Capcoch Primary School, Rhondda Cynon Taf, has outstanding parental engagement. Through adult learning, better communication and community events, parents have become more involved and their voice has grown. As a result, attendance has risen, standards have improved and parents have taken part in fundraising for the school.


Number of pupils: 134
Age range: 3 - 11 years
Date of Estyn inspection: February 2013

Context and background to sectorleading practice

Capcoch Primary School is in Abercwmboi, in the Cynon Valley between Aberdare and Mountain Ash.The school has seven classes including two specialist classes for pupils across the authority. One is for hearing impairment and the other for pupils with speech and language difficulties. Twenty per cent of pupils have additional learning needs and a very few pupils have a statement of special educational need. Around 40% of pupils are entitled to free school meals. This is above local and national averages and has risen steadily in the last four years. There are currently 134 upils in e school. English is the main home language of most pupils. Capcoch Primary is a Community First area with 90% of its families lying beneath the line of poverty. The headteacher was appointed in September 2009 and the deputy headteacher in September 2012. 

Capcoch Primary school identified a need to break down barriers between the school and families. They wanted to encourage parents to play an active part in the life of the school and take a close interest in their child’s education.

The school wished to improve parents’ perceptions of school life and help raise educational aspirations.

The key was developing a strategy to envelop trust and build relationships. This was established by initiating family outreach and support, adult learning classes, the running of a wealth of after school provision including holiday activities, parenting and community projects. Reaching out to families allowed our school to work in partnership with parents and look at any schooling issues a pupil might have in a different light.

Nature of strategy or activity identified as sector-leading practice

We encouraged families to enroll in school based adult learning programmes such as Literacy, Numeracy, ICT and parenting skills. We felt it was important to get parents back to the working environment and hoped this would help them encourage their children and raise their own personal aspirations.

Capcoch school offers programmes to develop skills such as how to live healthily, cooking, mnutrition, internet safety mand generalm parenting skills.m In conjunction with these courses, the school inroduced a breakfast club that had a positive impact on attendance and punctuality. The school also offers specific interventions focused on the whole family that include after school clubs and evening classes. 

The school discussed with parents the best way to identify and incorporate their views in shaping the direction of the school. This created new opportunities to extend invitations for parents or carers to meet on a regular basis to discuss arange of school topics and offer their opinions. It was an ideal opportunity to seek the views of parents and develop a stronger partnership with them. In general this process helped:

  • develop and improve a dialogue between  parents and school;
  • the school continue to make improvements;
  •  improve staff awareness of the needs of the pupils; and
  • raise the profile of the school in the wider community.

As a result of this work, a group of parents formed ‘The Friends of Capcoch Primary’. This group acts as a critical friend of the school and continues to work tirelessly to raise funds and offer their views as parents.
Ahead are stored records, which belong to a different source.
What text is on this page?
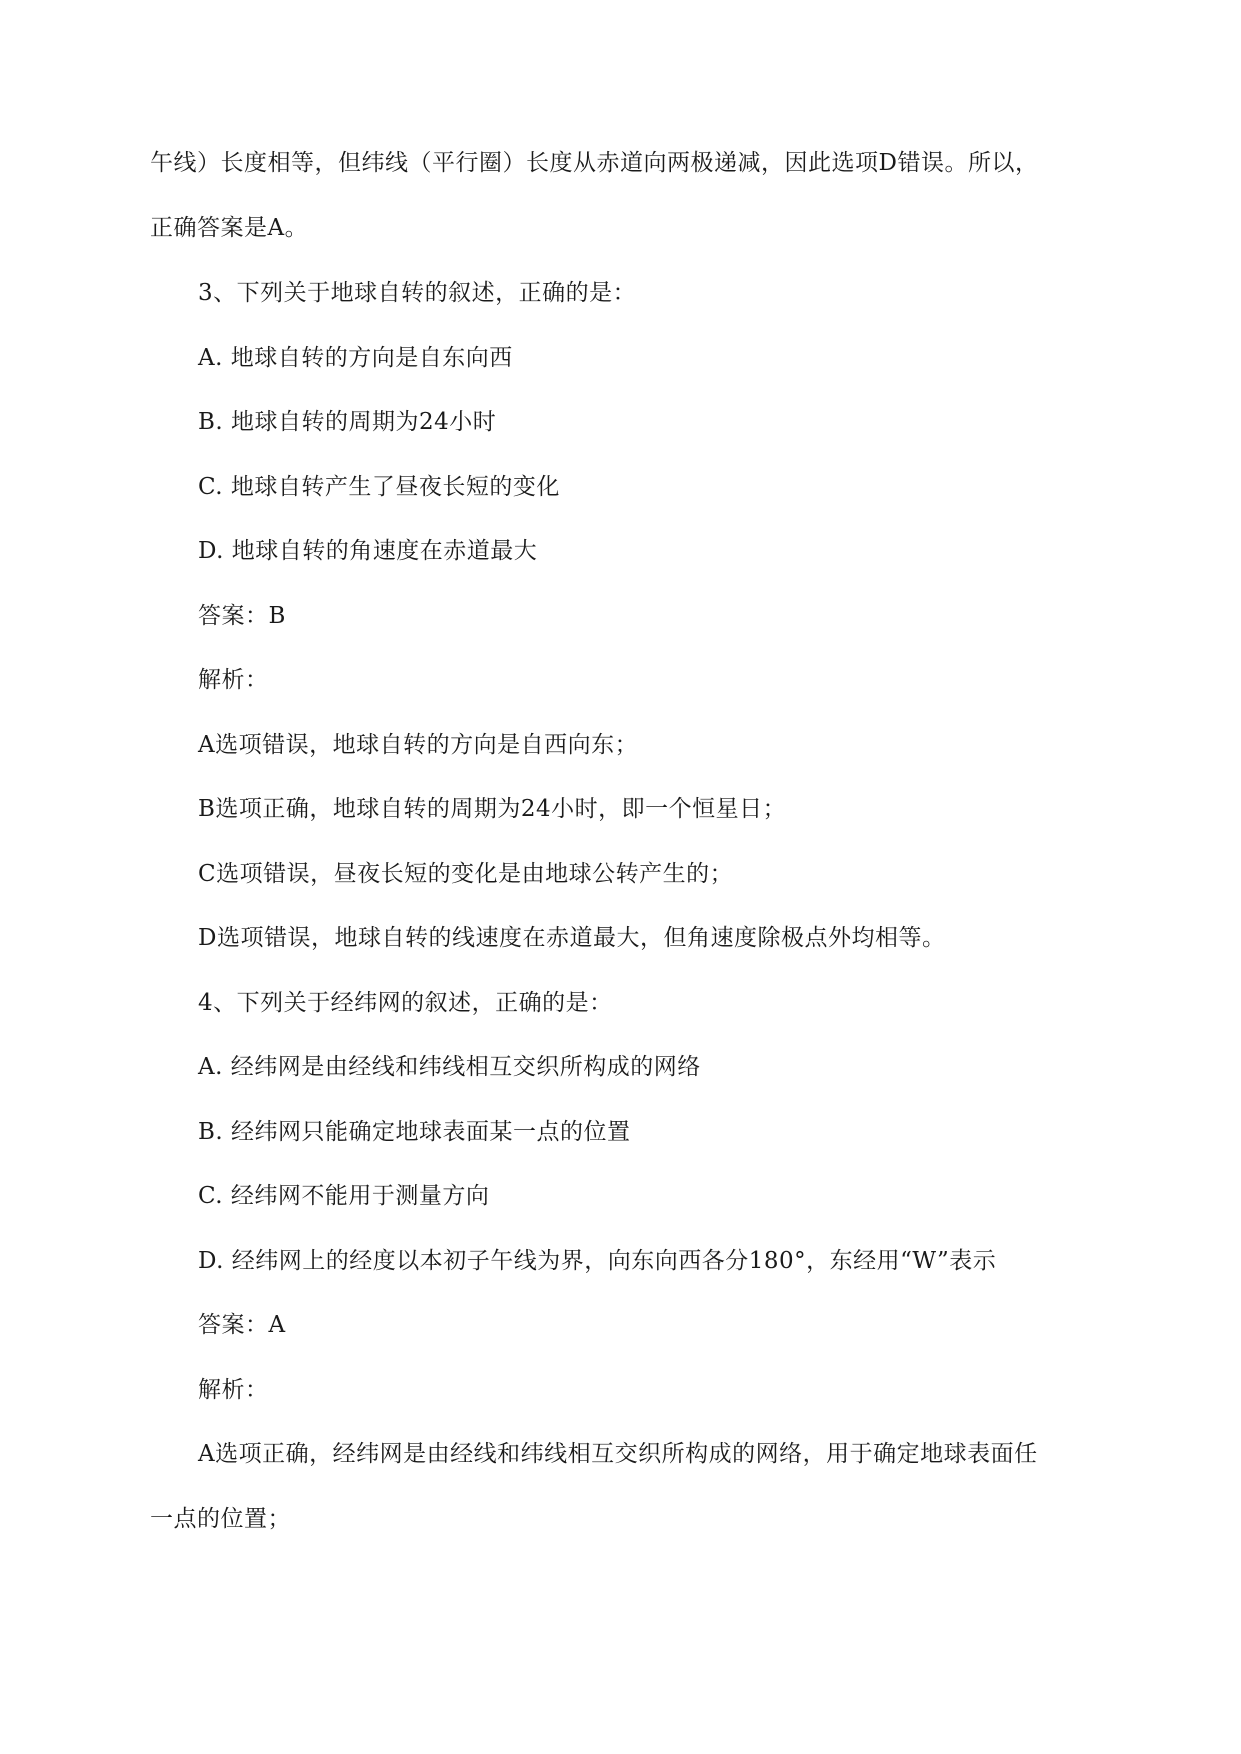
午线）长度相等，但纬线（平行圈）长度从赤道向两极递减，因此选项D错误。所以，
正确答案是A。
3、下列关于地球自转的叙述，正确的是：
A. 地球自转的方向是自东向西
B. 地球自转的周期为24小时
C. 地球自转产生了昼夜长短的变化
D. 地球自转的角速度在赤道最大
答案：B
解析：
A选项错误，地球自转的方向是自西向东；
B选项正确，地球自转的周期为24小时，即一个恒星日；
C选项错误，昼夜长短的变化是由地球公转产生的；
D选项错误，地球自转的线速度在赤道最大，但角速度除极点外均相等。
4、下列关于经纬网的叙述，正确的是：
A. 经纬网是由经线和纬线相互交织所构成的网络
B. 经纬网只能确定地球表面某一点的位置
C. 经纬网不能用于测量方向
D. 经纬网上的经度以本初子午线为界，向东向西各分180°，东经用“W”表示
答案：A
解析：
A选项正确，经纬网是由经线和纬线相互交织所构成的网络，用于确定地球表面任
一点的位置；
The school has gained a reputation in the community for being open and very flexible in their approach to communicating with parents. 

Parental engagement has become a priority in the school. Members of staff ensure that parents are involved as an integral part of theirchild’s learning and that their views inform school improvement arrangements. 

The uses of new technologies for communicating with parents has become a focus and we continue to look for ways to improve this. The school now has Twitter, Facebook, Blog and moodle pages as well as the more traditional methods of communication. The school provides an option to choose the method of information delivery that parents prefer. As with other aspects linked to this initiative this is identified through giving parents a voice. It is something they can be part of and helps us to improve as a school.

Impact on provision and learners’ standards

This work has had a positive impact on standards and the wellbeing of our pupils.

  • Standards have improved, especially at KS 2 and our results place us above the average for our family in mathematics, English and science.
  • Improved communication with parents has led to a level of involvement not witnessed at the school before. Parents wanted to be involved in the running of the school with nominations for governors rising by 50%.
  • The Friends of Capcoch grew and parents actively began raising funds for resources to equip the school.
  • The training of staff to improve pupils’ language through play saw more involvement with parents at pre school. This has led to improved attendance.
  • Attendance at parental evenings and other activities such as concerts, open days and sports days has improved significantly. This added involvement and participation has made an impact on standards across the school.
  • When questioned, parents have a positive attitude towards the school and actively engage with the school to make it better.
  • Attitudes towards attendance have changed and attendance has improved from 88% to 92.5%. 
  • All parents attending parental learning classes achieved at least a GSCE grade C in numeracy.